Ready to eat vegetables, carton milk, juices, cup noodles, aerated drinks etc. items have large amount of class II chemical preservatives which sometimes show its adverse effects on health within few hours of consumption. Carton milk is loaded with preservatives and artificially induced pro-biotic characteristics. Natural, gut-friendly bacteria is taken out so that milk does not curdle and hence it also does not allow good quality setting of curd, usually curd set from this milk does not have cake consistency. Juices are loaded with artificial sweeteners or sugar, salt and mostly artificial essence of fruit than the original fruit juice.

Frozen food

Vegetarian and poultry items in frozen stage are; Parathas, smileys, eggs with stamps, cleaned and washed meat (red/white), cold cuts. Vegetarian items are loaded with excess oil and salt. Poultry items are injected with chemicals, gas or animals are treated with antibiotics and hormones so that the meat/cold cuts remain fresh and odorless for a long time. Stamped eggs are made to look bigger in size by injecting gas or enhancing growth in incubator.

Additives

Artificial sweeteners/pills, appearance enhancing colors, fruit essence, soda-by carb, baking powder, synthetic vinegar etc. are some of the additives that are used to enhance taste, appearance and replace main ingredient to make product commercially profitable.

Bakery products

Bakery products however baked with organic grains or non-organic grains are not acceptable as a daily intake. Many times it is claimed that the animal saturated fats are replaced by nuts & seeds oils/pastes, animal produce creams and milks by tofu or soybean/coconut milk. But the fact remains that they are all high saturated fat contents which are not acceptable to keep human health intact for a long time. Similarly baking powder/raising agents are replaced by cooking method such as fermentation but yet fermented foods also give side effects such; hyperacidity, indigestion etc.

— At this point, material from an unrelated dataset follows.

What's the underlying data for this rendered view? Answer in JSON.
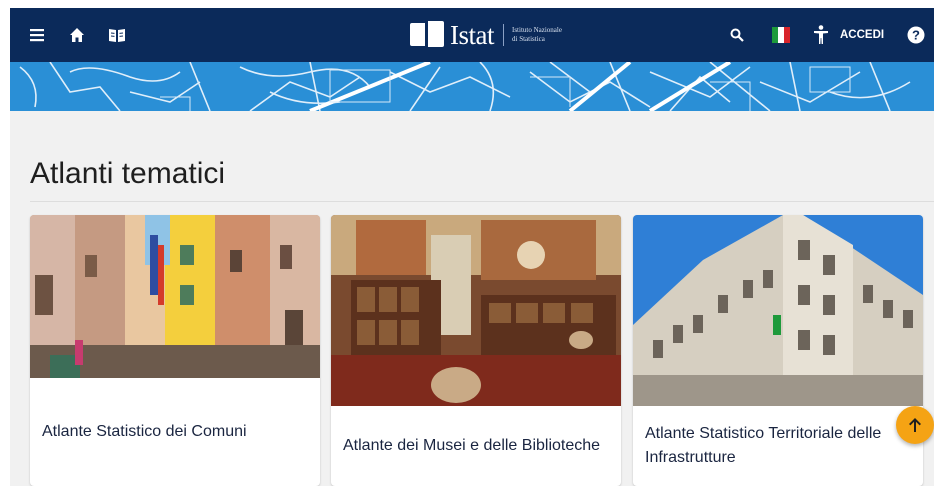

Bakery products can never be organic/diet food even after using organic produce. Good things in excess are also harmful to health. It can be easily classified as JUNK food.

Bakery should be consumed as a once a while luxury in small/moderate amount and not as staple.

Commercial food industry

Food that is sold in restaurants or on the road/eateries is commercially produced. In such produce, hygiene, artificial additives, freshness is impossible to maintain. This food is produced in large quantity and large amount of money is invested in its production. Hence a businessman cannot afford to waste it even in small quantity. For example; all types are gravies are pre-cooked and stored in frozen section for weeks/months which is a dead food; Leftover food is stored in frozen and reused on the second day. This way all eating out, is a dead or un-hygienic food we buy spending fortune.

The definition of Non-Organic food does not limit to its cultivation but processes, presentation and sale. Eating with understanding and knowledge will help satisfy hunger and guard health.